At least 62 unidentified bullet-riddled corpses--all bearing signs of torture--have been found throughout the city since Tuesday night, said Brig. Gen. Abdullah Mahmood of the Interior Ministry.
And things aren't looking much better in Afghanistan. Mike Yon's latest at National Review:
Until recently, suicide bombings were virtually unknown in Afghanistan. Today they are common. Several CADG employees, including one Brit, were driving on a dangerous section of road recently and came upon a fresh car-bomb detonation. An Afghan employee got out and picked up the hand and brought it back to the car, took it to the office, and buried it. Five suicide bombings have occurred this year in the immediate vicinity of CADG operations, although each attack was targeting a different person. Daily attacks of various sorts make reconstruction projects increasingly difficult to complete.
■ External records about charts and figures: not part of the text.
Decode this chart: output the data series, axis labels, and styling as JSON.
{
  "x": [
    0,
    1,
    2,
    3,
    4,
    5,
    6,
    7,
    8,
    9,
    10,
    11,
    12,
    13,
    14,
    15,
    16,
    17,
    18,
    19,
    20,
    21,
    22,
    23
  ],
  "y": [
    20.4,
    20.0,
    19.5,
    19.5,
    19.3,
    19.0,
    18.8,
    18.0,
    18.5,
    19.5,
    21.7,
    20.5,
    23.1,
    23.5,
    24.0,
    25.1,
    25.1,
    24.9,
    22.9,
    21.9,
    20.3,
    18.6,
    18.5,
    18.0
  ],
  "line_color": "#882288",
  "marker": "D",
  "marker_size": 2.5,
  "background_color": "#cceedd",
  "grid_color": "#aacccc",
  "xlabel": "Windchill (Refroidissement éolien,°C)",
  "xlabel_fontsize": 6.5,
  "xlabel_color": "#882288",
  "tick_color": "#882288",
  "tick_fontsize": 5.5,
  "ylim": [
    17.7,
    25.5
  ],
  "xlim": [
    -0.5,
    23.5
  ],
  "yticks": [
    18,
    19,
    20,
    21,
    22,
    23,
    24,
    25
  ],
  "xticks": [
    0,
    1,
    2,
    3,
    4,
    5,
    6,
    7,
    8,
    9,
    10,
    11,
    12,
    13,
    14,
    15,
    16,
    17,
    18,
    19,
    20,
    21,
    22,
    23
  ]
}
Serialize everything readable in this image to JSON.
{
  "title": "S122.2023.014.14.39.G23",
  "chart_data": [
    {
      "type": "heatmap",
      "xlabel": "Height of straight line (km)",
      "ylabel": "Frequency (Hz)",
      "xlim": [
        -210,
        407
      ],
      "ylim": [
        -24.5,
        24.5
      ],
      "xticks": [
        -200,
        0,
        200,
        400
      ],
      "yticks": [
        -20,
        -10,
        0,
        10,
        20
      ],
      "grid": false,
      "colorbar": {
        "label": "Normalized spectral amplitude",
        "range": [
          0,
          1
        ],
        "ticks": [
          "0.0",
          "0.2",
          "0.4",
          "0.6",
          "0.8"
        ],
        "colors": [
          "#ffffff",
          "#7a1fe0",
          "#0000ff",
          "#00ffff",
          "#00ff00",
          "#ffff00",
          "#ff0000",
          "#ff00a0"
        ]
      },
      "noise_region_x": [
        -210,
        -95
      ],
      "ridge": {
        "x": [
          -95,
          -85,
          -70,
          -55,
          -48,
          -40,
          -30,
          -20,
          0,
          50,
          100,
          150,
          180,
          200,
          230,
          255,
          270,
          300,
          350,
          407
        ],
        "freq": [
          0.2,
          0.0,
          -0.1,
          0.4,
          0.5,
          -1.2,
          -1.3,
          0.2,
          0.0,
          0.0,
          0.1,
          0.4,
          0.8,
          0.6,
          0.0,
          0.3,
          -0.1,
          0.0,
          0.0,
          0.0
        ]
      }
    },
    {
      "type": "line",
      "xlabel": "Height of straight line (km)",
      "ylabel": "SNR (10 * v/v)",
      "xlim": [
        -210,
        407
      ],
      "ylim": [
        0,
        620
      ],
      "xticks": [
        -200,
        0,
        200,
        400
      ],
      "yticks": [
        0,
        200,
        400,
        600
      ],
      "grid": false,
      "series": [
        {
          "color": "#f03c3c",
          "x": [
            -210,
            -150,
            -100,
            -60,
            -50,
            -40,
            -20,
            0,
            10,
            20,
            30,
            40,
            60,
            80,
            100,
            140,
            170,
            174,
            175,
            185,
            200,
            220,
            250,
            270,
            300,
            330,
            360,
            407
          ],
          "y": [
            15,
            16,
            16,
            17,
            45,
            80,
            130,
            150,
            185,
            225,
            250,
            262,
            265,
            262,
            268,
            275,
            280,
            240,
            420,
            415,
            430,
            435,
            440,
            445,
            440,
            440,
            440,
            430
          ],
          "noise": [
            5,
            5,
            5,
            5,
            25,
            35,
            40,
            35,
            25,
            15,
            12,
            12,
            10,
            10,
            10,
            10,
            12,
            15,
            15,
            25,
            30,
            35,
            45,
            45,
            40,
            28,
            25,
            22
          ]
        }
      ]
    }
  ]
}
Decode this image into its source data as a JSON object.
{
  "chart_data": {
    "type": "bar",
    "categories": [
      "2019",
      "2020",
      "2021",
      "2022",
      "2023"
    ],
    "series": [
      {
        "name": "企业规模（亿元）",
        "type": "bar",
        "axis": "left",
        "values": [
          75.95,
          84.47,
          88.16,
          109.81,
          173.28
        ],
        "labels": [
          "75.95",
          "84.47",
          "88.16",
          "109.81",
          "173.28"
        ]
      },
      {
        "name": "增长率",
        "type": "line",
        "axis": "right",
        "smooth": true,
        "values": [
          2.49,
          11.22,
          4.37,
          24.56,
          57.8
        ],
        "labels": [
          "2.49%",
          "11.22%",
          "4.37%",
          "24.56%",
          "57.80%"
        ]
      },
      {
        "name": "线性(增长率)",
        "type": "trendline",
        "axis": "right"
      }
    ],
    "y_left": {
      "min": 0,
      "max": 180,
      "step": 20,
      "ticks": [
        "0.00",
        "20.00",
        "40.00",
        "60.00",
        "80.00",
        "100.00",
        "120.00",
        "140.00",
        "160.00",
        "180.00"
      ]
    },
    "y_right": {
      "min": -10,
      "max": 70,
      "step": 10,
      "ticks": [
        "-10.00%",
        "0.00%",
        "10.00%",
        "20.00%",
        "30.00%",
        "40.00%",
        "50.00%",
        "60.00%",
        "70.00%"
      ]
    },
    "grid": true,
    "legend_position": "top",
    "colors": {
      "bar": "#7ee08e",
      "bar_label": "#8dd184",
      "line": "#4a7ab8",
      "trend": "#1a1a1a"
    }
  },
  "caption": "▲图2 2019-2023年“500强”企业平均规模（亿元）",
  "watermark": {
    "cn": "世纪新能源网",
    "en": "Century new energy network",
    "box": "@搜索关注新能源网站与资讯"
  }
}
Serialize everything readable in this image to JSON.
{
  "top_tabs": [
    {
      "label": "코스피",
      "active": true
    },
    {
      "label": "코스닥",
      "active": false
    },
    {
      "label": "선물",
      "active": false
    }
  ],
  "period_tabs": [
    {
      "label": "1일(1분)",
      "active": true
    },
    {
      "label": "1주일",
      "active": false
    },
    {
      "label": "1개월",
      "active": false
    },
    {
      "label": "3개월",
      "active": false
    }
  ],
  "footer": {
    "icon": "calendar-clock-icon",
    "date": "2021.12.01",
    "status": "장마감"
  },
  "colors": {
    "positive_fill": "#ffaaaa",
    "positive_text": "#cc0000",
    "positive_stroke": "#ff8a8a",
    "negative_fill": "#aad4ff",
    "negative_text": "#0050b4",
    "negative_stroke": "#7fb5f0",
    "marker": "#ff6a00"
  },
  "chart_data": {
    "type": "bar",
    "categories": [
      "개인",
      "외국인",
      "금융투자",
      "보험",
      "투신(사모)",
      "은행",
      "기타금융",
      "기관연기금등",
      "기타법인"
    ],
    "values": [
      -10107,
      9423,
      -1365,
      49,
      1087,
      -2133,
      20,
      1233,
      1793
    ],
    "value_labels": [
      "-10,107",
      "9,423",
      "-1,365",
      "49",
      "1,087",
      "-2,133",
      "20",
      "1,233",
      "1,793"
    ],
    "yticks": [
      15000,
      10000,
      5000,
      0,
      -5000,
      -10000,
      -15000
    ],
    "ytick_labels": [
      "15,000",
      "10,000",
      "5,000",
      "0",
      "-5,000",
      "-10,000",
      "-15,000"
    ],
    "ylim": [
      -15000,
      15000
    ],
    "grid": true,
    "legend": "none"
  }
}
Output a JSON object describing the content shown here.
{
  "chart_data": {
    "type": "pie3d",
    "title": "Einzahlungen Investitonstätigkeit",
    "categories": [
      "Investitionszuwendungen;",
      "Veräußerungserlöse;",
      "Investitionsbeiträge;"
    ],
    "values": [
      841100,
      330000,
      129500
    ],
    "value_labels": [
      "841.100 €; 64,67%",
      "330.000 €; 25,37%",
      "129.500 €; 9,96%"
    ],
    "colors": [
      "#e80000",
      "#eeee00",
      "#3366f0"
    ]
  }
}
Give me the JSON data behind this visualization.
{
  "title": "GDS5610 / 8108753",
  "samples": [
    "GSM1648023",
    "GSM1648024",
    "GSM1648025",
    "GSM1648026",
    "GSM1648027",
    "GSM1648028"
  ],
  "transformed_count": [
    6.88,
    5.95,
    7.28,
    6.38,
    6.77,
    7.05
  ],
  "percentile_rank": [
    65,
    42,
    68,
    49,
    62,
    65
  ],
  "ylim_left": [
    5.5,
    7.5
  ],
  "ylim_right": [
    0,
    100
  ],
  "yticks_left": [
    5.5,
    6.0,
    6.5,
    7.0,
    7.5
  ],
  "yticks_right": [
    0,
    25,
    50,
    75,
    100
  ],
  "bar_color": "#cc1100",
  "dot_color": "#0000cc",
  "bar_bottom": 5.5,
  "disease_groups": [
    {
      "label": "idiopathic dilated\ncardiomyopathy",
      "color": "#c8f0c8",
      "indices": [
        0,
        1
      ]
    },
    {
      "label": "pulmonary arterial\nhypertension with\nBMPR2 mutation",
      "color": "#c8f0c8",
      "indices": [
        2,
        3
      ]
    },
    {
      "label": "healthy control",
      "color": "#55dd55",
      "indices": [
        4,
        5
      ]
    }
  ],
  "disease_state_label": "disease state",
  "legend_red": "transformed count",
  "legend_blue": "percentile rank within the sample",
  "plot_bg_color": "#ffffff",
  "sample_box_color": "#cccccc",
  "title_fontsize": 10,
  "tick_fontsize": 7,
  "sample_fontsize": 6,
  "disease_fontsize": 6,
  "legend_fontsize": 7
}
There is a dedicated movement in this country who manipulates news of this sort into an argument for giving up. On the contrary, I see it as reason to step up, to intensify.
Pro-war bloggers have a habit of ignoring the bad news, in the same way that anti-war bloggers ignore the good news. I'll be the first to admit guilt in that courtroom. But that's the wrong path.
We simply must acknowledge our military defeats. We must learn from them, adjust, and rededicate ourselves to accomplishing the mission and winning the war. The news that 62 innocent Iraqis were tortured and beheaded isn't reason to despair or give up hope, it's a call to arms a reminder of the pure evil of that we are fighting. It reaffirms our belief that we are the good guys, they are the bad guys, and that good guys killing bad guys is one of the few cosmic rights in this universe.
Guys like Mike Yon understand that. In an email earlier today, he wrote:
We are going to lose that war if we do not make radical changes. We are not seriously trying to win it.
Yon's got what I call focused pessimissm. When he writes that the ground sit in Iraq or Afghanistan is taking a dive, it's out of a true, apolitical desire to win the war. He understands that selling blood, toil, tears, and sweat didn't go out of style in the mid-40s. People, Americans especially, respond to challenges. This war is a challenge, and it's time we start responding to it.
Half of any fight is how you pull yourself up after you've taken one on the chin. If we can't stand back up, then we stay on the mat. And we lose the war.